Santa Fe is the capitol of the state of New Mexico, one of the oldest continually inhabited cities in the United States, and an asshole. Santa Fe’s history is a rich, diverse tapestry of assholery. The first known assholes to inhabit this mournful, woebegotten conurbation were the Pueblo Indians, known chiefly for their invention of the building material adobe, a substance favored by many local architects for the ingenious quality of being ugly in the summer and homely in the winter. These moribund people were displaced by the Spanish Crown, that august empire in the all-time running for assholery, who greatly valued the area’s rich leather boutiques and Asian fusion bistros.

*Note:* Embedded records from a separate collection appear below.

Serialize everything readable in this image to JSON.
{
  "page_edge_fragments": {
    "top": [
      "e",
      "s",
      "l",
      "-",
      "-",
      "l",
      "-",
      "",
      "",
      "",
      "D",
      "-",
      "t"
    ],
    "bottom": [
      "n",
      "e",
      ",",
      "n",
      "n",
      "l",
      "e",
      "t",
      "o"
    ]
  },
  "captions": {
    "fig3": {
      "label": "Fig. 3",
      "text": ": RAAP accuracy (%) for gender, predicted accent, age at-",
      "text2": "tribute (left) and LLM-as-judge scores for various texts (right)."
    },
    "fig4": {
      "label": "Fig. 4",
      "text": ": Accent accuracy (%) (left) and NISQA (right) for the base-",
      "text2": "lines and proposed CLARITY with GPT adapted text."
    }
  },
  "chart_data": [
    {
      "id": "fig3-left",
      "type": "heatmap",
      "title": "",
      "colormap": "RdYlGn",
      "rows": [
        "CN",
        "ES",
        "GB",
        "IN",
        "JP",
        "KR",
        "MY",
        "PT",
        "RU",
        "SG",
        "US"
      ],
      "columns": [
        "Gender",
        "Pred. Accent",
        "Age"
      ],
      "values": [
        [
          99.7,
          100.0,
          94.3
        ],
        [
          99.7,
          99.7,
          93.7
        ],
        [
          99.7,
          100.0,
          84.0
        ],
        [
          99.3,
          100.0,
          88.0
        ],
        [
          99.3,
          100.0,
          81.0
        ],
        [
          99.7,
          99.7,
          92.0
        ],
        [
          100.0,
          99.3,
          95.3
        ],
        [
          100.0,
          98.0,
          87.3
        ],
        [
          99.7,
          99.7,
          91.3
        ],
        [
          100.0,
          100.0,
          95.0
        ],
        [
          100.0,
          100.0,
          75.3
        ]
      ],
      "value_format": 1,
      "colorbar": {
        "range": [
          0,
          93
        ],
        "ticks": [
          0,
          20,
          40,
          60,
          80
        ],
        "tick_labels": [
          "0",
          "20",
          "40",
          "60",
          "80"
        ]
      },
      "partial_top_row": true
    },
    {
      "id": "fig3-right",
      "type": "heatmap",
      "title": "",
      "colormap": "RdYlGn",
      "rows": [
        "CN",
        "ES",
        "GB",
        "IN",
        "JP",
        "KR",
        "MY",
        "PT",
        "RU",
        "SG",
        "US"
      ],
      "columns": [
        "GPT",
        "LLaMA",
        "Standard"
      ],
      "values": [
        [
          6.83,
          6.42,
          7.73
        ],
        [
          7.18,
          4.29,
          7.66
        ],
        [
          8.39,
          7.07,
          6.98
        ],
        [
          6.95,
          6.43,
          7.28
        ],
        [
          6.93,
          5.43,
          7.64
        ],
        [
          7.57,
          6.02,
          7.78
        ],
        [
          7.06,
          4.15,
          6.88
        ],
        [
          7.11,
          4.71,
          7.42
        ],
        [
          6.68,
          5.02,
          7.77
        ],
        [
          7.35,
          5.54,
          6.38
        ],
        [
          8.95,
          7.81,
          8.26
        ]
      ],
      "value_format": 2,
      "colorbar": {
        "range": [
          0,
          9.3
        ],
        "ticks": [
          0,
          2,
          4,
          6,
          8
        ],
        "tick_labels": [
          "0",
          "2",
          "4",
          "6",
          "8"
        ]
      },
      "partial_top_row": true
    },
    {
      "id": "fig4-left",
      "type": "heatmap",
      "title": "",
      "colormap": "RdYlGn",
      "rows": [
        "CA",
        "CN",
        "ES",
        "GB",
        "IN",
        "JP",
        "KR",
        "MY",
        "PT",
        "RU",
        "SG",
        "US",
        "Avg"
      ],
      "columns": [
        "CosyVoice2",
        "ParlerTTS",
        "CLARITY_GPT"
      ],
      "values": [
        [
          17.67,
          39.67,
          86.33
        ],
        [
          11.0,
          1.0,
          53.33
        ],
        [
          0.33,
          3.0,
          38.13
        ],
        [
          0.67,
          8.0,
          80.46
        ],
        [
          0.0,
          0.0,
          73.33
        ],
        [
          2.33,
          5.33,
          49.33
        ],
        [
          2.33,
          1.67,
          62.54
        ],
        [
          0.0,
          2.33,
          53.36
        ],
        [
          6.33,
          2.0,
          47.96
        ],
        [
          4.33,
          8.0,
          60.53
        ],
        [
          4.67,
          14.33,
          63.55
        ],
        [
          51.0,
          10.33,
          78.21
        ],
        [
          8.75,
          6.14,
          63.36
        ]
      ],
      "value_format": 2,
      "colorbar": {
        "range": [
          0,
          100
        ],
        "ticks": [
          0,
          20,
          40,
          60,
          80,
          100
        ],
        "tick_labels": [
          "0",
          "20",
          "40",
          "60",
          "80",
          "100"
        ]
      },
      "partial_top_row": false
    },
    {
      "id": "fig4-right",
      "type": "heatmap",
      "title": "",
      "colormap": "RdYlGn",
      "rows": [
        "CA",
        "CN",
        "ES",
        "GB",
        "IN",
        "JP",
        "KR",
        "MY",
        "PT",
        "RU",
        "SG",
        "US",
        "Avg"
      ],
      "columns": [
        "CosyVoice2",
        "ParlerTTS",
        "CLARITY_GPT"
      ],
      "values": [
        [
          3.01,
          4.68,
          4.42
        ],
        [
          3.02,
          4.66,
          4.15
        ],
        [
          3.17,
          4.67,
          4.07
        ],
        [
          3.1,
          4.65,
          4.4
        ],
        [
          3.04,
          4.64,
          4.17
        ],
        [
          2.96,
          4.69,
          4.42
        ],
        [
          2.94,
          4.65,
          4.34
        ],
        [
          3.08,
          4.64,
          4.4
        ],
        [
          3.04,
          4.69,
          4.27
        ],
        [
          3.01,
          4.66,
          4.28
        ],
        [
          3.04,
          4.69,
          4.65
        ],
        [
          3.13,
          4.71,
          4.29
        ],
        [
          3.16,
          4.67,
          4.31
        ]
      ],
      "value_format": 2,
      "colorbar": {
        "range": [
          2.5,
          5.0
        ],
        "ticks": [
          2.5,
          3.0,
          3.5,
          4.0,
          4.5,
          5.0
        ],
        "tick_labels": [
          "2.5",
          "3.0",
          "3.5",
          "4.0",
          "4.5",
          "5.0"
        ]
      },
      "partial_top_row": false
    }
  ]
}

During centuries of Spanish occupation, aspiring landowners needed written approval from the crown, noble blood, and a work-force of slaves in order to own property in Santa Fe, or about one-third the wealth needed to own property in Sante Fe today. Sante Fe’s transgressions are quite almost too sundry and appalling for mention. Santa Fe fashion is known for its ponchos, fringed hide-leather jackets, and turquoise jewelry, the latter of which has made many the itinerant Mexican wealthy due to tourists’ inability to tell the difference between a day-laborer from Jalisco and a Pueblo Indian from the trailer park off I-25. Santa Fe is furthermore infamous for its execrable “art” scene. The barbarous motifs found in this degenerate school of design include pastel-colored paintings of chili wreaths, Kokapeli, mountains, and Kokapeli in the mountains. For the uninitiated, Kokapeli is the pagan demiurge worshiped by the residents of Santa Fe with thrall-like ardor, appearing on such holy vessels as the sacred hotel gift shop and hallowed postcard. The chief diversions in Santa Fe are paying ten dollars for a domestic beer, simpering, and pretending there aren’t several Indian reservations with third-world living conditions just a stone’s throw down the highway.